Kemampuan Penyesuaian Diri


sebagai Dasar Kesehatan Mental 
Oleh: Bagus Takwin 

“Calon anggota DPR harus sehat fisik maupun mental.” 

“Banyak manusia Indonesia yang tidak sehat mental.” 

“Jangan sampai calon presiden kita tidak sehat mentalnya.” 

Ketiga kutipan di atas mengandung satu istilah yang sama: sehat mental. Istilah ini belakangan banyak dibicarakan orang menjelang pemilu. Beberapa caleg dinyatakan tidak memenuhi kualifikasi dan ditolak pencalonannya karena dinilai tidak sehat mental. Apakah yang dimaksud dengan sehat mental? Apa pula yang dimaksud dengan tidak sehat mental? Dalam keseharian kita, pengertian istilah ‘sehat mental’ dan ‘tidak sehat mental’ sering kabur. Sehat mental sering dipahami dalam arti waras atau tidak gila. Sehat mental juga diarikan sebagai tidak pernah dirawat di rumah sakit jiwa. Sedangkan tidak sehat mental atau sakit mental diartikan sebagai gila, tidak waras dan tidak nyambung dengan lingkungan sekitar. 

Meskipun pengertian-pengertian itu mengandung sebagian arti yang berkesesuaian istilah ‘sehat mental’ dan ‘tidak sehat mental’ dalam pengertian ilmiah tetapi tidak memadai untuk menjelaskan apa itu ‘sehat mental’ dan ‘tidak sehat mental’. Pengertian-pengertian itu dapat mengaburkan gejala yang dirujuk oleh kedua istilah tersebut. Agar dapat memahami kondisi sebenarnya dari gejala yang dirujuk kedua istilah itu diperlukan batasan yang lebih memadai. 

Psikologi sebagai bidang ilmu yang salah satu kekhususannya adalah meneliti persoalan kesehatan mental memberikan pengertian yang lebih memadai bagi kita. Pengertian itu dapat membantu kita untuk memperjelas pemahaman tentang apa itu ‘sehat mental’ dan ‘tidak sehat mental’. 



Pengertian sehat mental dan Kesehatan Mental 

Untuk memahami pengertian sehat mental, perlu dipahami pengertian ‘sehat’ yang terkandung dalam istilah itu. Apa yang dimaksud dengan sehat? Orientasi klasik yang umumnya digunakan dalam kedokteran termasuk psikiatri mengartikan sehat sebagai kondisi tanpa keluhan, baik fisik maupun mental. Orang yang sehat adalah orang yang tidak mempunyai keluhan tentang keadaan fisik dan mentalnya. Sehat fisik artinya tidak ada keluhan fisik.

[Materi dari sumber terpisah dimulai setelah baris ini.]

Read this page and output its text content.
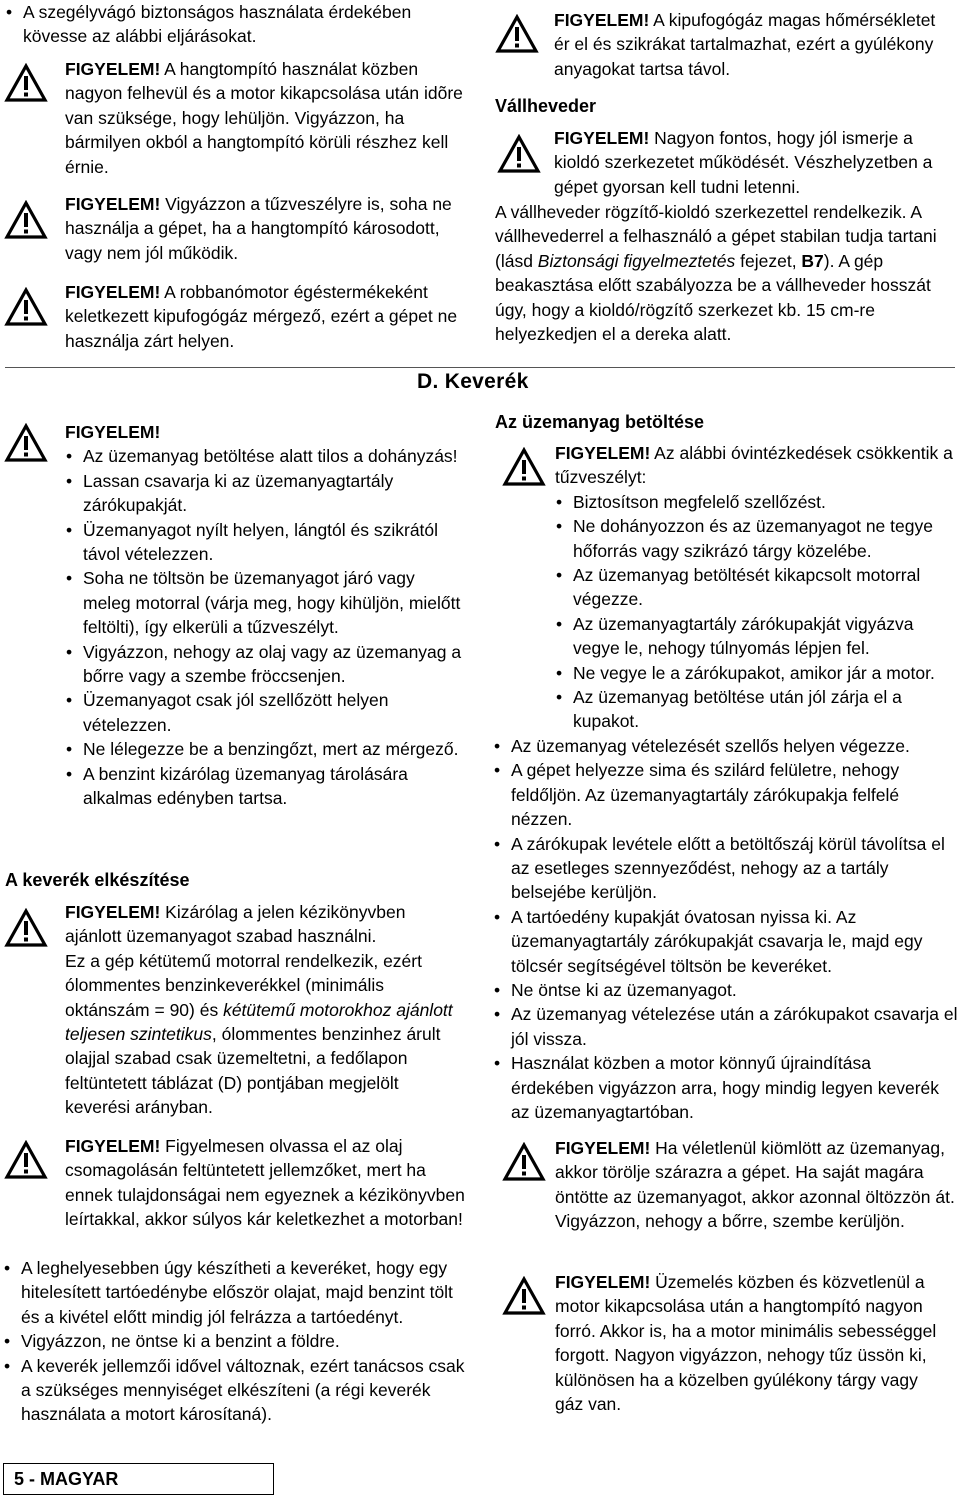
• A szegélyvágó biztonságos használata érdekében kövesse az alábbi eljárásokat.
FIGYELEM! A hangtompító használat közben nagyon felhevül és a motor kikapcsolása után idõre van szüksége, hogy lehüljön. Vigyázzon, ha bármilyen okból a hangtompító körüli részhez kell érnie.
FIGYELEM! Vigyázzon a tűzveszélyre is, soha ne használja a gépet, ha a hangtompító károsodott, vagy nem jól működik.
FIGYELEM! A robbanómotor égéstermékeként keletkezett kipufogógáz mérgező, ezért a gépet ne használja zárt helyen.
FIGYELEM!
• Az üzemanyag betöltése alatt tilos a dohányzás!
• Lassan csavarja ki az üzemanyagtartály zárókupakját.
• Üzemanyagot nyílt helyen, lángtól és szikrától távol vételezzen.
• Soha ne töltsön be üzemanyagot járó vagy meleg motorral (várja meg, hogy kihüljön, mielőtt feltölti), így elkerüli a tűzveszélyt.
• Vigyázzon, nehogy az olaj vagy az üzemanyag a bőrre vagy a szembe fröccsenjen.
• Üzemanyagot csak jól szellőzött helyen vételezzen.
• Ne lélegezze be a benzingőzt, mert az mérgező.
• A benzint kizárólag üzemanyag tárolására alkalmas edényben tartsa.
A keverék elkészítése
FIGYELEM! Kizárólag a jelen kézikönyvben ajánlott üzemanyagot szabad használni.
Ez a gép kétütemű motorral rendelkezik, ezért ólommentes benzinkeverékkel (minimális oktánszám = 90) és kétütemű motorokhoz ajánlott teljesen szintetikus, ólommentes benzinhez árult olajjal szabad csak üzemeltetni, a fedőlapon feltüntetett táblázat (D) pontjában megjelölt keverési arányban.
FIGYELEM! Figyelmesen olvassa el az olaj csomagolásán feltüntetett jellemzőket, mert ha ennek tulajdonságai nem egyeznek a kézikönyvben leírtakkal, akkor súlyos kár keletkezhet a motorban!
• A leghelyesebben úgy készítheti a keveréket, hogy egy hitelesített tartóedénybe először olajat, majd benzint tölt és a kivétel előtt mindig jól felrázza a tartóedényt.
• Vigyázzon, ne öntse ki a benzint a földre.
• A keverék jellemzői idővel változnak, ezért tanácsos csak a szükséges mennyiséget elkészíteni (a régi keverék használata a motort károsítaná).
5 - MAGYAR
D. Keverék
FIGYELEM! A kipufogógáz magas hőmérsékletet ér el és szikrákat tartalmazhat, ezért a gyúlékony anyagokat tartsa távol.
Vállheveder
FIGYELEM! Nagyon fontos, hogy jól ismerje a kioldó szerkezetet működését. Vészhelyzetben a gépet gyorsan kell tudni letenni.
A vállheveder rögzítő-kioldó szerkezettel rendelkezik. A vállhevederrel a felhasználó a gépet stabilan tudja tartani (lásd Biztonsági figyelmeztetés fejezet, B7). A gép beakasztása előtt szabályozza be a vállheveder hosszát úgy, hogy a kioldó/rögzítő szerkezet kb. 15 cm-re helyezkedjen el a dereka alatt.
Az üzemanyag betöltése
FIGYELEM! Az alábbi óvintézkedések csökkentik a tűzveszélyt:
• Biztosítson megfelelő szellőzést.
• Ne dohányozzon és az üzemanyagot ne tegye hőforrás vagy szikrázó tárgy közelébe.
• Az üzemanyag betöltését kikapcsolt motorral végezze.
• Az üzemanyagtartály zárókupakját vigyázva vegye le, nehogy túlnyomás lépjen fel.
• Ne vegye le a zárókupakot, amikor jár a motor.
• Az üzemanyag betöltése után jól zárja el a kupakot.
• Az üzemanyag vételezését szellős helyen végezze.
• A gépet helyezze sima és szilárd felületre, nehogy feldőljön. Az üzemanyagtartály zárókupakja felfelé nézzen.
• A zárókupak levétele előtt a betöltőszáj körül távolítsa el az esetleges szennyeződést, nehogy az a tartály belsejébe kerüljön.
• A tartóedény kupakját óvatosan nyissa ki. Az üzemanyagtartály zárókupakját csavarja le, majd egy tölcsér segítségével töltsön be keveréket.
• Ne öntse ki az üzemanyagot.
• Az üzemanyag vételezése után a zárókupakot csavarja el jól vissza.
• Használat közben a motor könnyű újraindítása érdekében vigyázzon arra, hogy mindig legyen keverék az üzemanyagtartóban.
FIGYELEM! Ha véletlenül kiömlött az üzemanyag, akkor törölje szárazra a gépet. Ha saját magára öntötte az üzemanyagot, akkor azonnal öltözzön át. Vigyázzon, nehogy a bőrre, szembe kerüljön.
FIGYELEM! Üzemelés közben és közvetlenül a motor kikapcsolása után a hangtompító nagyon forró. Akkor is, ha a motor minimális sebességgel forgott. Nagyon vigyázzon, nehogy tűz üssön ki, különösen ha a közelben gyúlékony tárgy vagy gáz van.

Sedang sehat mental artinya tidak ada keluhan mental. 

Dalam ranah psikologi, pengertian sehat seperti ini banyak menimbulkan masalah ketika kita berurusan dengan orang-orang yang mengalami gangguan jiwa yang gejalanya adalah kehilangan kontak dengan realitas. Orang-orang seperti itu tidak merasa ada keluhan dengan dirinya meski hilang kesadaran dan tak mampu mengurus dirinya secara layak. Apakah orang-orang ini dapat dikatakan sehat karena tidak mengeluh dan merasa dirinya baik-baik saja? Lalu, jika ada orang mengeluh bahwa pekerjaannya sekarang belum memberi kepuasan kepada dirinya, apakah orang ini tidak sehat mental? Begitu juga jika orang yang memiliki cita-cita yang tinggi dan mengeluh belum dapat mencapainya, apakah orang ini pun tidak sehat mental? 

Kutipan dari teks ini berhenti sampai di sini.